Analysis of skin permeation-enhancing mechanism of iontophoresis using hydrodynamic pore theory

The effects of constant DC iontophoresis (0–1.5 mA/0.966 cm 2) on the permeation of three hydrophilic compounds, antipyrine (ANP, M.W. 188.23), sucrose (SR, M.W. 342.30) and 1-kestose (KT, M.W. 506.73), through excised hairless rat skin were evaluated using hydrodynamic pore theory. The electro-osmotic flow caused by iontophoresis was measured using deuterium oxide (D 2O). The penetration-enhancing mechanism of iontophoresis was found to increase solvent flow through electro-osmosis and pore enlargement and/or new pore production in the skin barrier, together with enhancement of electrochemical potential difference across the skin.

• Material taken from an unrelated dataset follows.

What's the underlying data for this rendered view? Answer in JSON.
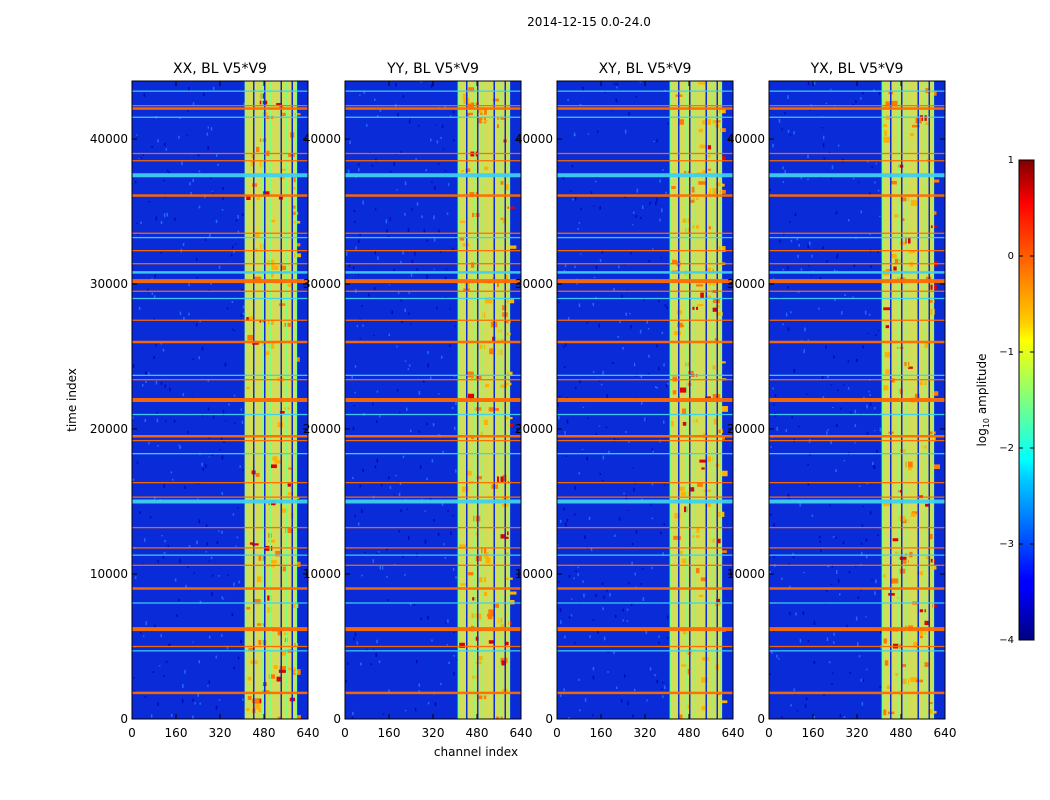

These effects were closely related to the strength of the current applied. The electro-osmotic flow of D 2O ( J D 2O ) greatly enhanced the skin permeation clearance of all hydrophilic penetrants (CL drug). Pore production was classified into reversible and irreversible processes, which resulted from lower (0–0.5 mA/0.966 cm 2) and higher (0.5–1.5 mA/0.966 cm 2) currents, respectively. Thus, the enhancing effects of iontophoresis on skin permeation of nonionic hydrophilic compounds can be explained by increase in pore size and higher solvent flow.